Showing posts with label laid off. Show all posts
Showing posts with label laid off. Show all posts

Sunday, October 25, 2009

To Be or Not To Be: The Public Option and thoughts on politics


As one of the former employed who will be losing my health insurance in March, I strongly and sincerely call on Congress to pass health care reform containing a full and robust public option. That is one of the reasons I worked so hard to elect President Obama and the Democratic majority in both houses of Congress. This is the time when the proverbial rubber needs to meet the road.

We the People created a huge call for change during our last election, yet I haven't seen very much change in the way legislation is being crafted. Kowtowing to industry and corporate welfare seems to be the message of the day. We the People elected you, and if you can't get Our Business done instead of getting Corporations' Business done, then I will work even harder to elect people who will actually live up to their campaign promises.
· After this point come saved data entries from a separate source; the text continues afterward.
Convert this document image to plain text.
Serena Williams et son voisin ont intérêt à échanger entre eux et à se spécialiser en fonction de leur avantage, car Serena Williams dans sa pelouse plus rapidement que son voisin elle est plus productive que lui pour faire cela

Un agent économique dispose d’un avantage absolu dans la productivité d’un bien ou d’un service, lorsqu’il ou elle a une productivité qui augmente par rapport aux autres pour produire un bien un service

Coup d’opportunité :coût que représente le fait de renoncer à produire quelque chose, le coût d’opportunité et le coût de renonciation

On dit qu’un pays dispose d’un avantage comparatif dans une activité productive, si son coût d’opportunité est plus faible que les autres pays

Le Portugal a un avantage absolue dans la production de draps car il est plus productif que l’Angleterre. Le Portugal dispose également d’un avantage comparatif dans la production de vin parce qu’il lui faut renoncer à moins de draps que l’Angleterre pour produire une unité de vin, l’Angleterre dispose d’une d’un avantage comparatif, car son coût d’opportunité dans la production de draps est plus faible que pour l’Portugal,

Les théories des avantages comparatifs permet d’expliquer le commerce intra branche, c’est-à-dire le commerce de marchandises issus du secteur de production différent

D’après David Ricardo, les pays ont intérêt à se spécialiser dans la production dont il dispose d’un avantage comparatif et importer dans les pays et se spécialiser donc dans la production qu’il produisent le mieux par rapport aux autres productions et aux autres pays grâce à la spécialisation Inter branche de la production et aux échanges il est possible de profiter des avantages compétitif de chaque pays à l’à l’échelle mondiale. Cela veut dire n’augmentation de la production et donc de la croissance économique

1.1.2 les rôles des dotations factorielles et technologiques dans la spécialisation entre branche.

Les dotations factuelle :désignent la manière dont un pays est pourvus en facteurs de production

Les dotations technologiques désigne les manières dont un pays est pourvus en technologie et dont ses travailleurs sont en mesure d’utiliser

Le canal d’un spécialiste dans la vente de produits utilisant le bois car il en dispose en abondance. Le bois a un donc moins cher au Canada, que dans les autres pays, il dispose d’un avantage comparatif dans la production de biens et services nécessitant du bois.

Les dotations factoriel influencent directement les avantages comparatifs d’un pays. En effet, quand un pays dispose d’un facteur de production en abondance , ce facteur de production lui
Speaking of which, there was once a thing called truth in advertising, and this whole mess has me thinking about starting a grassroots effort to sue elected officials who break their advertised campaign promises.

And since we're on the topic of advertising... am I the only one who's noticed that healthcare costs started skyrocketing immediately after we removed or watered down the regulations regarding advertising for prescription drugs???

Perhaps the politics of the day is too entrenched in the culture and we need to work to make it easier for parties other than Dems and Repubs to be in power. Maybe other parties could do a better job and create the change we demanded (and so desperately need) in our last election. If a majority in the House and Senate can't make this happen, then we have a very serious problem on our hands.

Either way, not a dime of my now limited money will go to support any political campaign or organization that does not support real reform in our healthcare system.

Thursday, July 30, 2009

Returning to my personal blog

So I've taken a roller coaster ride in my work life these last six months. I am now laid off, but unexpectedly, happier than I've been in a long time...

With the exception of the intense diversity and inclusion work I had been involved with at my former company, I was completely burnt out on the job that I had. I was really good at it, but it didn't really challenge me. And I discovered that a bored Tams is not a happy Tams, especially from a career perspective.

Speaking of perspectives, I've done a lot of introspection this last month. I didn't plan to spend my vacation laid up with a sprained ankle, but I think perhaps I needed it... the time and space to sit with myself (and have time with my family, both people and pets). I discovered I had to learn how to breathe all over again. My conclusions are that I do not at all feel guilty for being laid off (I tend to more judgmental about myself than others). I do not think I would have been happy staying in the same kind of role for another few years. And I would have missed out on some of the most amazing moments of my motherhood this month.

Instead, I am happy that I've got this cushion in which I can think about new things and explore new challenges, and that I can target them to somehow find a way to earn enough to support the family, yet work at home so I have more time to spend with my family. They are the best de-stressers in the world! I am thankful every day for them.